By Jorge Engels, Stefano Pozzebon and Florencia Trucco | CNN
At least 43 people have been killed and 13 injured in a prison riot between rival gangs at a maximum security center in northern Ecuador.
Ecuador’s national police commander, General Fausto Salinas, told a news conference on Monday that the death toll was likely to rise as many of the wounded were taken to hospital in critical condition.
A riot broke out at the maximum security wing of the Social Bellavista Rehabilitation Center in the city of Santo Domingo de los Tsachilas, about 150 kilometers (about 93 miles) west of the capital Quito.
Salinas told reporters that at least 112 prisoners had been recaptured. Ecuador’s interior ministry said officials had regained control of the facility’s maximum-security wing.
A policeman was injured in the operation to recapture the prison. According to Ecuadorian police, prison guards seized four rifles, four pistols and four grenades from the prisoners during the operation.
“My deepest condolences to the families and loved ones of those killed in the riots in Stow. Domingo Prison. This is an unfortunate consequence of mass violence,” tweeted Ecuadorian President Guillermo Lasso.
Ecuador’s prison system has been under a state of emergency since deadly clashes in September 2021, when clashes with automatic weapons and even grenades killed 118 people.
More than 300 prisoners were killed in prison violence in 2021, according to data from Ecuador’s prison service SNAI.
Ecuador is a major transit point of the route that brings cocaine from South America to the Americas and Asia, making it fertile ground for gang fighting. In this escalating struggle for territorial control, prisons have become battlegrounds.
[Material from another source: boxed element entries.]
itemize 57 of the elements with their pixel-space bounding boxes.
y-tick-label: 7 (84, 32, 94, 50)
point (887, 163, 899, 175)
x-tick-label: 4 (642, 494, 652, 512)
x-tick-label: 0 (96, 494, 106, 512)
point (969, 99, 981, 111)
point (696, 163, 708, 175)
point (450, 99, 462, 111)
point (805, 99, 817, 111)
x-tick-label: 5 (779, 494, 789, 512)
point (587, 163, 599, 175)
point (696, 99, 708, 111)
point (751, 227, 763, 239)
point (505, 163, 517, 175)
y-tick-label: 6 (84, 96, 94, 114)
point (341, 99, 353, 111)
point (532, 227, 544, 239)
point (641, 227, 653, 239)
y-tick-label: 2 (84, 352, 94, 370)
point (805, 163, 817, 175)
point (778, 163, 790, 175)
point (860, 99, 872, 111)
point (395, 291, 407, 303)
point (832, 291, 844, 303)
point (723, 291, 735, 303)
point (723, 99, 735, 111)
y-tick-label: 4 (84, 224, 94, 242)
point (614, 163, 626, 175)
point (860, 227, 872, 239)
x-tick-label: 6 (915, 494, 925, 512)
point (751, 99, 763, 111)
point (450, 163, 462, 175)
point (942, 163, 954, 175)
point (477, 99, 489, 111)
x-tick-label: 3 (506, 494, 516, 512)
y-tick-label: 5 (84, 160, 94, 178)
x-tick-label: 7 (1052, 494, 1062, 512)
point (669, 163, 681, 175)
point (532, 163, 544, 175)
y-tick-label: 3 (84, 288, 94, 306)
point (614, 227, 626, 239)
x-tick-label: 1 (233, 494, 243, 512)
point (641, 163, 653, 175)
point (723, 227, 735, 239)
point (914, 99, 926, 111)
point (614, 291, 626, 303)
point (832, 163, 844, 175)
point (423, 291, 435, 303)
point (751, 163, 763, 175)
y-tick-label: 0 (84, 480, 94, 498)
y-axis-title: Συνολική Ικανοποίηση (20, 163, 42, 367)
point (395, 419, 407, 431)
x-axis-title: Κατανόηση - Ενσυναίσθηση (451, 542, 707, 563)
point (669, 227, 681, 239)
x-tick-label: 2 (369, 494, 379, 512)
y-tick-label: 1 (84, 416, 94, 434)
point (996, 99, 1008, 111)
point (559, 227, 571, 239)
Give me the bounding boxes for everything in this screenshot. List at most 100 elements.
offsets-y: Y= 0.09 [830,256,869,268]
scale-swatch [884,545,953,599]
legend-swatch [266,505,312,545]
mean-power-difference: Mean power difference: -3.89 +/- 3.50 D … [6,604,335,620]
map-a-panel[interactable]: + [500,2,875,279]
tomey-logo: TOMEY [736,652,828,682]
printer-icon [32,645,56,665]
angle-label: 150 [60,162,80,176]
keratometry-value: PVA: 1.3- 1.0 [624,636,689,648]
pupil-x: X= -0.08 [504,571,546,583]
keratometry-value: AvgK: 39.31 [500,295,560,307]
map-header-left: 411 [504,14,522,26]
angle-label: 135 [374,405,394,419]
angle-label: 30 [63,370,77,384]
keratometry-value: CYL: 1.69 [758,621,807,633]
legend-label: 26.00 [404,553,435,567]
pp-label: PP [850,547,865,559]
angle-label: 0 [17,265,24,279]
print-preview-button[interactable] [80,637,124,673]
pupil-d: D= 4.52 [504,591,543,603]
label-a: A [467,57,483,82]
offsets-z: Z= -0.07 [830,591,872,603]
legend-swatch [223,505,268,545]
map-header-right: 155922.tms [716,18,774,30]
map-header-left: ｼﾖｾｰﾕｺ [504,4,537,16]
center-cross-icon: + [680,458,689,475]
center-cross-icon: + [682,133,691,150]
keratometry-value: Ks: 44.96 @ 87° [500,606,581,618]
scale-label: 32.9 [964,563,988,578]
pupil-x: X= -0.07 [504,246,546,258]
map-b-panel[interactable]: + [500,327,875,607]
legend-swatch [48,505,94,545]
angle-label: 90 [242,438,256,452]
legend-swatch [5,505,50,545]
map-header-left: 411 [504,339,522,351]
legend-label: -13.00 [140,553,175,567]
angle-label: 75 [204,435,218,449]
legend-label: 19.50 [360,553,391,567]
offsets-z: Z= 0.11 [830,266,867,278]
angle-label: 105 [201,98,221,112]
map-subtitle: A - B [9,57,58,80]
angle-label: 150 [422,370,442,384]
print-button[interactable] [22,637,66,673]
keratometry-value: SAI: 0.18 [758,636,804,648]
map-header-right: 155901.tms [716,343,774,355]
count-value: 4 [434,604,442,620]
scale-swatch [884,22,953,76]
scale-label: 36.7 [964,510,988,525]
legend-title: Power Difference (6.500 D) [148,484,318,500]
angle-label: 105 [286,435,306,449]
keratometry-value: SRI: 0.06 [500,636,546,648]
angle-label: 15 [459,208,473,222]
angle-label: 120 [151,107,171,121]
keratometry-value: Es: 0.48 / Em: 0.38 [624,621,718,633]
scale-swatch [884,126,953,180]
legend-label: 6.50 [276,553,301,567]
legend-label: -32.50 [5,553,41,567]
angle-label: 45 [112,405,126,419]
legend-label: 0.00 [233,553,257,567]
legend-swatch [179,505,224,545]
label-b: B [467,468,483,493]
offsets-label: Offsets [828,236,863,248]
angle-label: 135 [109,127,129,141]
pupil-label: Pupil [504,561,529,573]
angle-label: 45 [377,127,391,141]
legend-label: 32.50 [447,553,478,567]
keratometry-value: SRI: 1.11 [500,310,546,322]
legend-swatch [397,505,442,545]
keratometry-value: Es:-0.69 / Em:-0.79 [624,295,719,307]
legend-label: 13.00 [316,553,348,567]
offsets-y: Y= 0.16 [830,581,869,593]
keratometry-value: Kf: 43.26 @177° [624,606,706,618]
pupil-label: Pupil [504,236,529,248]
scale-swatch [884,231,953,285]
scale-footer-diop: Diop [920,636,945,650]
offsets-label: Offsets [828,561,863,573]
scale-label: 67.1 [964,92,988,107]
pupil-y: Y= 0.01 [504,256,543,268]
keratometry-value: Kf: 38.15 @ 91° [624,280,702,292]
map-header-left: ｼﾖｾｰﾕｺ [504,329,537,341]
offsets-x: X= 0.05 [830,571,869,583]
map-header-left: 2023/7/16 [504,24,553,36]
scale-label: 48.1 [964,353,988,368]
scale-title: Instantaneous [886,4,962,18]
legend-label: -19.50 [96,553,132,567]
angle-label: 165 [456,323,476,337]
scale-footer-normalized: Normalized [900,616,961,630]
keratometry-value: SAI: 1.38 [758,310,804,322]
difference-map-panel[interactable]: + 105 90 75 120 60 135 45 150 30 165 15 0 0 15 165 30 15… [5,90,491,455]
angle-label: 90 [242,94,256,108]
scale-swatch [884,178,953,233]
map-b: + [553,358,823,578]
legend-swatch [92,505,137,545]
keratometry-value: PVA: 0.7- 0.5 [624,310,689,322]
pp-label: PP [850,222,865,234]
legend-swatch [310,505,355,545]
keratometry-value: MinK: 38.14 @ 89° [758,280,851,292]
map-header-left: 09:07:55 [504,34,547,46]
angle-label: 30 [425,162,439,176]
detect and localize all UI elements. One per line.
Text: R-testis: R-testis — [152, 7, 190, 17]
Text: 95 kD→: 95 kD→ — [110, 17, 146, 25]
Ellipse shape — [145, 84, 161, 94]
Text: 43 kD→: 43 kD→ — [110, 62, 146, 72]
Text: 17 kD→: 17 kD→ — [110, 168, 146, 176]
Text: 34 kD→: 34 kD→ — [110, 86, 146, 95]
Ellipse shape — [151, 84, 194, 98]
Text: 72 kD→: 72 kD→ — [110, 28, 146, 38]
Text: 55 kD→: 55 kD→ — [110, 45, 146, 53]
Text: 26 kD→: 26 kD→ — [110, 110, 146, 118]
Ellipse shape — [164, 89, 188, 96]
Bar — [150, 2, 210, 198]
The country’s jails have also been overcrowded for a long time. In July 2021, then-prison chief Eduardo Moncayo told local media that the Littoral Penitentiary in Guayaquil was one of the most overcrowded in the country, with more than 5,000 inmates in a more than 5,000 inmates facility.
In October, officials said thousands of prisoners, including elderly people, women and disabled and incurable diseases, would be pardoned to clear the space.